High Reheating Temperature without Axion Domain Walls
Shota Nakagawa, Yuichiro Nakai, Yu-Cheng Qiu, Lingyun Wang, Yaoduo Wang
TL;DR
The paper tackles the axion domain-wall and isocurvature problems by proposing a Peccei-Quinn non-restoration scenario in which the PQ symmetry remains broken throughout the Universe. It achieves this with a non-supersymmetric two-field PQ sector that yields a flat direction and, via a negative thermal mass from singlet couplings, prevents symmetry restoration at high temperatures. A Daisy-resummed finite-temperature analysis shows a viable parameter space where $v_{ m PQ}(T)$ stays nonzero, allowing arbitrarily high $T_R$ and remaining consistent with observational constraints.
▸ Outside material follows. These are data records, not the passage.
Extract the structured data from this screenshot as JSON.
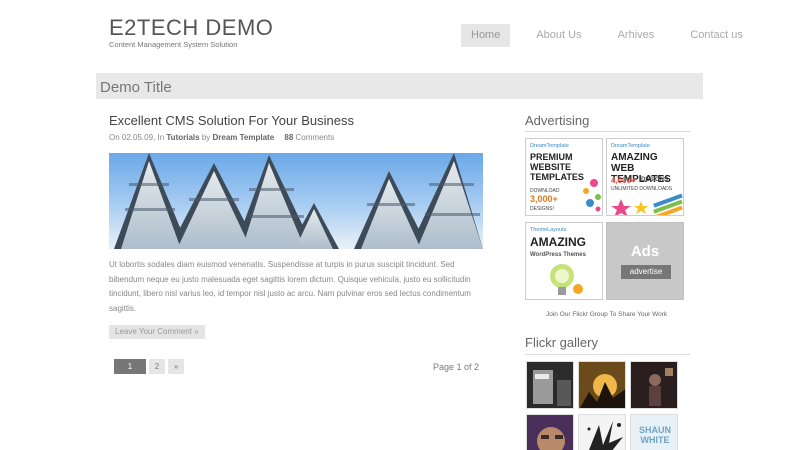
{
  "header": {
    "logo_title": "E2TECH DEMO",
    "logo_subtitle": "Content Management System Solution"
  },
  "nav": {
    "items": [
      {
        "label": "Home",
        "active": true
      },
      {
        "label": "About Us",
        "active": false
      },
      {
        "label": "Arhives",
        "active": false
      },
      {
        "label": "Contact us",
        "active": false
      }
    ]
  },
  "page_title": "Demo Title",
  "post": {
    "title": "Excellent CMS Solution For Your Business",
    "date_prefix": "On 02.05.09, In",
    "category": "Tutorials",
    "by_text": "by",
    "author": "Dream Template",
    "comment_count": "88",
    "comments_label": "Comments",
    "body": "Ut lobortis sodales diam euismod venenatis. Suspendisse at turpis in purus suscipit tincidunt. Sed bibendum neque eu justo malesuada eget sagittis lorem dictum. Quisque vehicula, justo eu sollicitudin tincidunt, libero nisl varius leo, id tempor nisl justo ac arcu. Nam pulvinar eros sed lectus condimentum sagittis.",
    "leave_comment": "Leave Your Comment »"
  },
  "pagination": {
    "current": "1",
    "page2": "2",
    "next": "»",
    "page_of": "Page 1 of 2"
  },
  "sidebar": {
    "advertising_title": "Advertising",
    "ads": [
      {
        "brand": "DreamTemplate",
        "headline": "PREMIUM WEBSITE TEMPLATES",
        "sub": "DOWNLOAD",
        "value": "3,000+",
        "tail": "DESIGNS!"
      },
      {
        "brand": "DreamTemplate",
        "headline": "AMAZING WEB TEMPLATES",
        "value": "4,000+",
        "sub": "DESIGNS",
        "tail": "UNLIMITED DOWNLOADS"
      },
      {
        "brand": "ThemeLayouts",
        "headline": "AMAZING",
        "sub": "WordPress Themes"
      },
      {
        "word": "Ads",
        "button": "advertise"
      }
    ],
    "flickr_link": "Join Our Flickr Group To Share Your Work",
    "flickr_title": "Flickr gallery",
    "thumb_text": "SHAUN WHITE"
  },
  "colors": {
    "nav_active_bg": "#e6e6e6",
    "title_bar_bg": "#e8e8e8",
    "pager_current_bg": "#777777",
    "ad_brand_blue": "#3a8bc9",
    "ad_orange": "#e07a1a"
  }
}
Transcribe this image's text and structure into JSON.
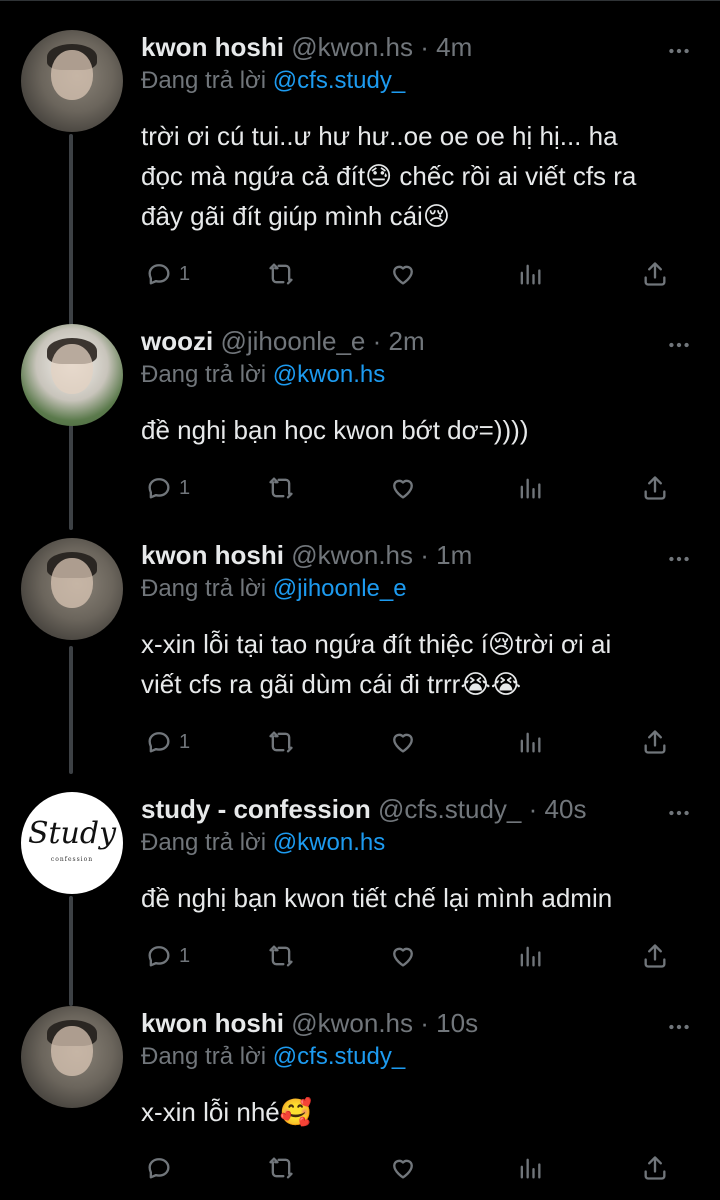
{
  "tweets": [
    {
      "name": "kwon hoshi",
      "handle": "@kwon.hs",
      "dot": "·",
      "time": "4m",
      "reply_prefix": "Đang trả lời ",
      "reply_to": "@cfs.study_",
      "text": "trời ơi cú tui..ư hư hư..oe oe oe hị hị... ha\nđọc mà ngứa cả đít😓 chếc rồi ai viết cfs ra\nđây gãi đít giúp mình cái😢",
      "reply_count": "1",
      "avatar": "kwon-hoshi-avatar"
    },
    {
      "name": "woozi",
      "handle": "@jihoonle_e",
      "dot": "·",
      "time": "2m",
      "reply_prefix": "Đang trả lời ",
      "reply_to": "@kwon.hs",
      "text": "đề nghị bạn học kwon bớt dơ=))))",
      "reply_count": "1",
      "avatar": "woozi-avatar"
    },
    {
      "name": "kwon hoshi",
      "handle": "@kwon.hs",
      "dot": "·",
      "time": "1m",
      "reply_prefix": "Đang trả lời ",
      "reply_to": "@jihoonle_e",
      "text": "x-xin lỗi tại tao ngứa đít thiệc í😢trời ơi ai\nviết cfs ra gãi dùm cái đi trrr😭😭",
      "reply_count": "1",
      "avatar": "kwon-hoshi-avatar"
    },
    {
      "name": "study - confession",
      "handle": "@cfs.study_",
      "dot": "·",
      "time": "40s",
      "reply_prefix": "Đang trả lời ",
      "reply_to": "@kwon.hs",
      "text": "đề nghị bạn kwon tiết chế lại mình admin",
      "reply_count": "1",
      "avatar": "study-confession-avatar",
      "avatar_word": "Study",
      "avatar_sub": "confession"
    },
    {
      "name": "kwon hoshi",
      "handle": "@kwon.hs",
      "dot": "·",
      "time": "10s",
      "reply_prefix": "Đang trả lời ",
      "reply_to": "@cfs.study_",
      "text": "x-xin lỗi nhé🥰",
      "reply_count": "",
      "avatar": "kwon-hoshi-avatar"
    }
  ],
  "colors": {
    "background": "#000000",
    "text": "#e7e9ea",
    "muted": "#71767b",
    "link": "#1d9bf0",
    "thread_line": "#3d4145"
  },
  "icons": [
    "reply-icon",
    "retweet-icon",
    "like-icon",
    "views-icon",
    "share-icon",
    "more-icon"
  ]
}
This provides a minimal framework that enables high-scale baryogenesis, including thermal leptogenesis, while simultaneously avoiding topological defects and isocurvature constraints.
Abstract
We investigate a cosmological scenario in which the Peccei-Quinn (PQ) symmetry remains broken in the entire history of the Universe, thereby avoiding the formation of axion strings and domain walls. Contrary to the conventional expectation, it is demonstrated that appropriately chosen scalar interactions are able to keep the PQ symmetry broken at arbitrarily high temperatures. We carefully examine the finite-temperature effective potential in a model with two PQ breaking scalar fields. The existence of flat directions plays a vital role in suppressing axion isocurvature perturbations during inflation by stabilizing a PQ field at a large field value. The viable parameter space consistent with theoretical and observational constraints is identified. Our scenario provides a minimal path for PQ symmetry breaking that addresses both the axion domain wall and isocurvature problems while permitting arbitrarily high reheating temperatures accommodating high-scale baryogenesis scenarios such as thermal leptogenesis.